US seeks ‘bandwidth’ to deal with IS, Ebola and the Ukraine crisis
After his meeting with US Secretary of State John Kerry (pictured below) in New York, ahead of this week’s UN General Assembly, Britain’s foreign secretary, Philip Hammond, chose the term “bandwidth” to describe the capacity world leaders need to deal with the current panoply of problems.
The global leadership’s bandwidth is crackling with crises: Russia/Ukraine, Ebola and Isis.
The US president is due to address the assembly first thing Wednesday morning, but in the afternoon chairs a special meeting of the security council, hoping to achieve a binding resolution that requires states to criminalise their citizens who join terror groups, as well as those who raise funds for them.

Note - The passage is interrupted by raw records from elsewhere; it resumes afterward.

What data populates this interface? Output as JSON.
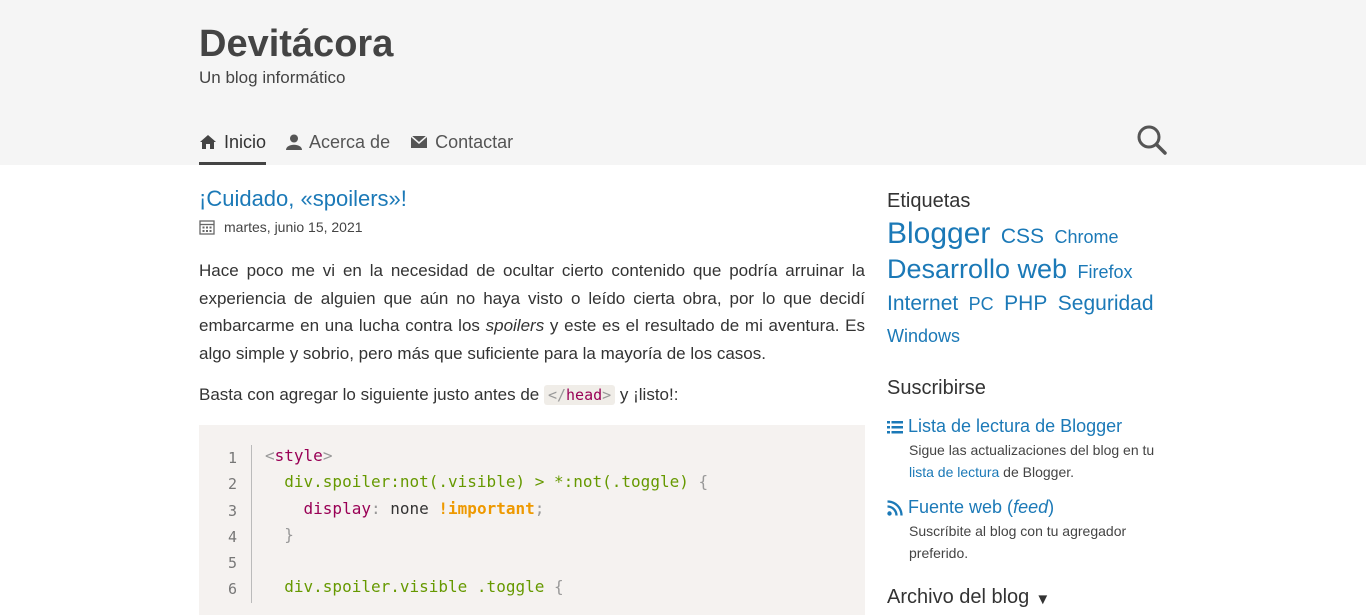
{
  "site": {
    "title": "Devitácora",
    "description": "Un blog informático"
  },
  "nav": {
    "items": [
      {
        "label": "Inicio",
        "icon": "home-icon"
      },
      {
        "label": "Acerca de",
        "icon": "user-icon"
      },
      {
        "label": "Contactar",
        "icon": "envelope-icon"
      }
    ]
  },
  "post": {
    "title": "¡Cuidado, «spoilers»!",
    "date": "martes, junio 15, 2021",
    "p1_a": "Hace poco me vi en la necesidad de ocultar cierto contenido que podría arruinar la experiencia de alguien que aún no haya visto o leído cierta obra, por lo que decidí embarcarme en una lucha contra los ",
    "p1_em": "spoilers",
    "p1_b": " y este es el resultado de mi aventura. Es algo simple y sobrio, pero más que suficiente para la mayoría de los casos.",
    "p2_a": "Basta con agregar lo siguiente justo antes de ",
    "p2_code_punct": "</",
    "p2_code_tag": "head",
    "p2_code_end": ">",
    "p2_b": " y ¡listo!:"
  },
  "code": {
    "line_numbers": [
      "1",
      "2",
      "3",
      "4",
      "5",
      "6"
    ],
    "l1_open": "<",
    "l1_tag": "style",
    "l1_close": ">",
    "l2_sel": "  div.spoiler:not(.visible) > *:not(.toggle) ",
    "l2_brace": "{",
    "l3_indent": "    ",
    "l3_prop": "display",
    "l3_colon": ":",
    "l3_val": " none ",
    "l3_imp": "!important",
    "l3_semi": ";",
    "l4_brace": "  }",
    "l6_sel": "  div.spoiler.visible .toggle ",
    "l6_brace": "{"
  },
  "sidebar": {
    "labels_heading": "Etiquetas",
    "tags": [
      {
        "label": "Blogger",
        "size": "xl"
      },
      {
        "label": "CSS",
        "size": "m"
      },
      {
        "label": "Chrome",
        "size": "s"
      },
      {
        "label": "Desarrollo web",
        "size": "xl"
      },
      {
        "label": "Firefox",
        "size": "s"
      },
      {
        "label": "Internet",
        "size": "m"
      },
      {
        "label": "PC",
        "size": "s"
      },
      {
        "label": "PHP",
        "size": "m"
      },
      {
        "label": "Seguridad",
        "size": "m"
      },
      {
        "label": "Windows",
        "size": "s"
      }
    ],
    "subscribe_heading": "Suscribirse",
    "reading_list": {
      "label": "Lista de lectura de Blogger",
      "desc_a": "Sigue las actualizaciones del blog en tu ",
      "desc_link": "lista de lectura",
      "desc_b": " de Blogger."
    },
    "feed": {
      "label_a": "Fuente web (",
      "label_em": "feed",
      "label_b": ")",
      "desc": "Suscríbite al blog con tu agregador preferido."
    },
    "archive_heading": "Archivo del blog",
    "archive_arrow": "▼"
  },
  "colors": {
    "link": "#1b79b7",
    "header_bg": "#f5f5f5",
    "code_bg": "#f5f2f0"
  }
}
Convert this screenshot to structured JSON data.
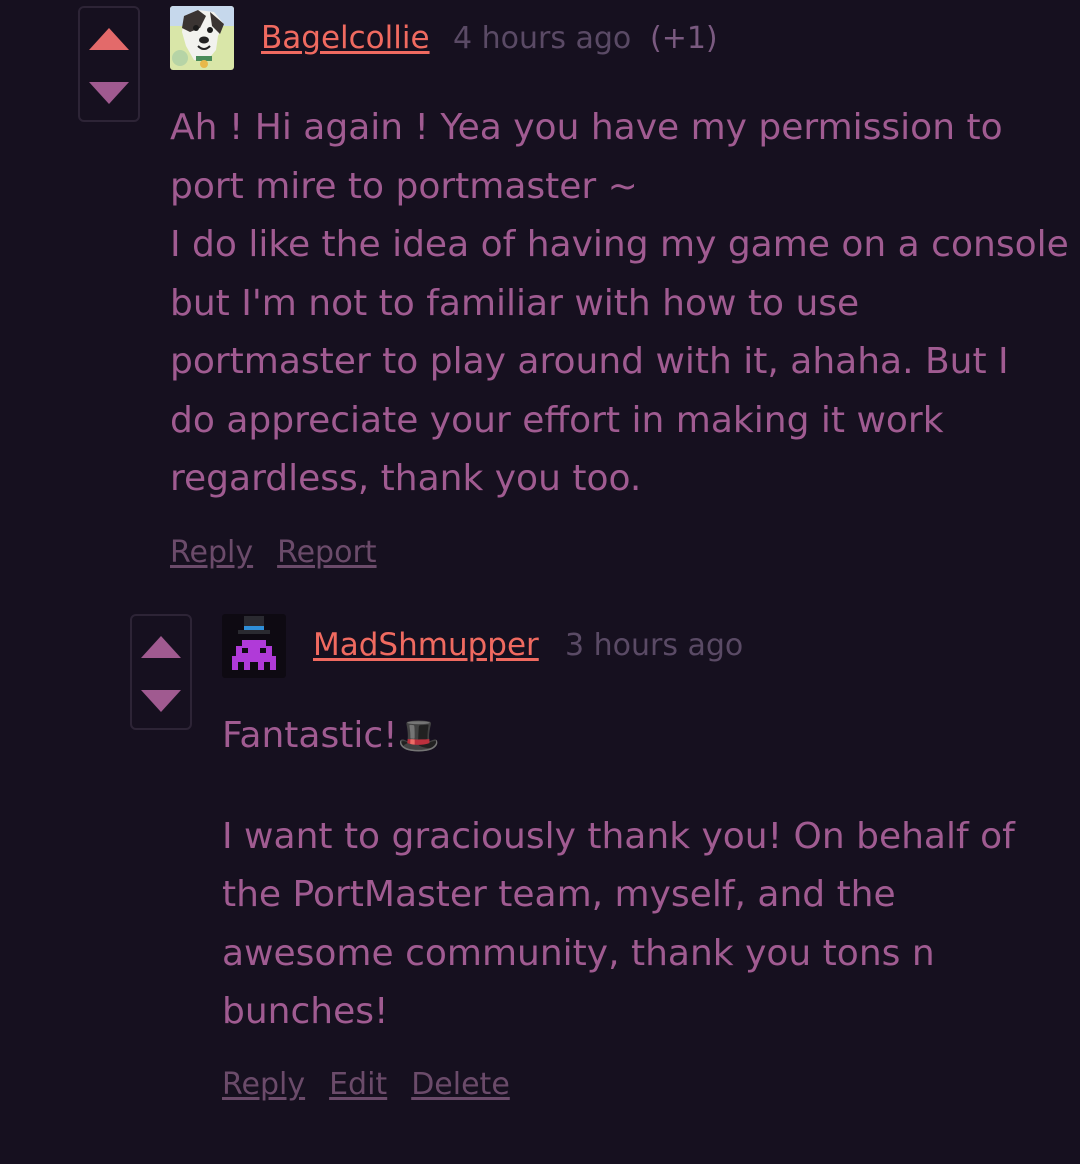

Already there have been questions as to how such a resolution could be monitored, and/or enforced, but that is perhaps missing the point. If the resolution is passed, it provides a shared goal, a platform for pushing back against the Islamic State. And it’s evidence of the “leadership” the US has declared, delivered by the president himself.
There are murkier stories here. What of Turkey? What did President Recep Tayyip Erdogan agree with Islamic State to ensure the release of 46 Turkish citizens?
Asked Monday whether he now expected a more active role from Turkey in the fight against Islamic State, John Kerry replied: “They are committed to deal with this. But they first needed to deal with their hostage situation. Now the proof will be in the pudding, as I said, and we will work with them very closely in the days ahead.” Which is a kind of a watch this space.
At the weekend, the US ambassador to the UN, Samantha Power, predicted that the US “will not do the air strikes alone, if the president decides to do the air strikes”. So all eyes on Britain as to whether it’s inclined to go further than the French and commit to an air campaign against the Islamic State inside Syria, (last week French fighter jets targeted an alleged Islamic State site inside Iraq).
The prime minister, David Cameron, is due to speak Wednesday evening, after the foreign fighters debate in the security council. With the anti-Islamic State focus on organising the coalition and planning the road ahead, there’ll be pressure on Mr Cameron to detail what that road looks like for the UK.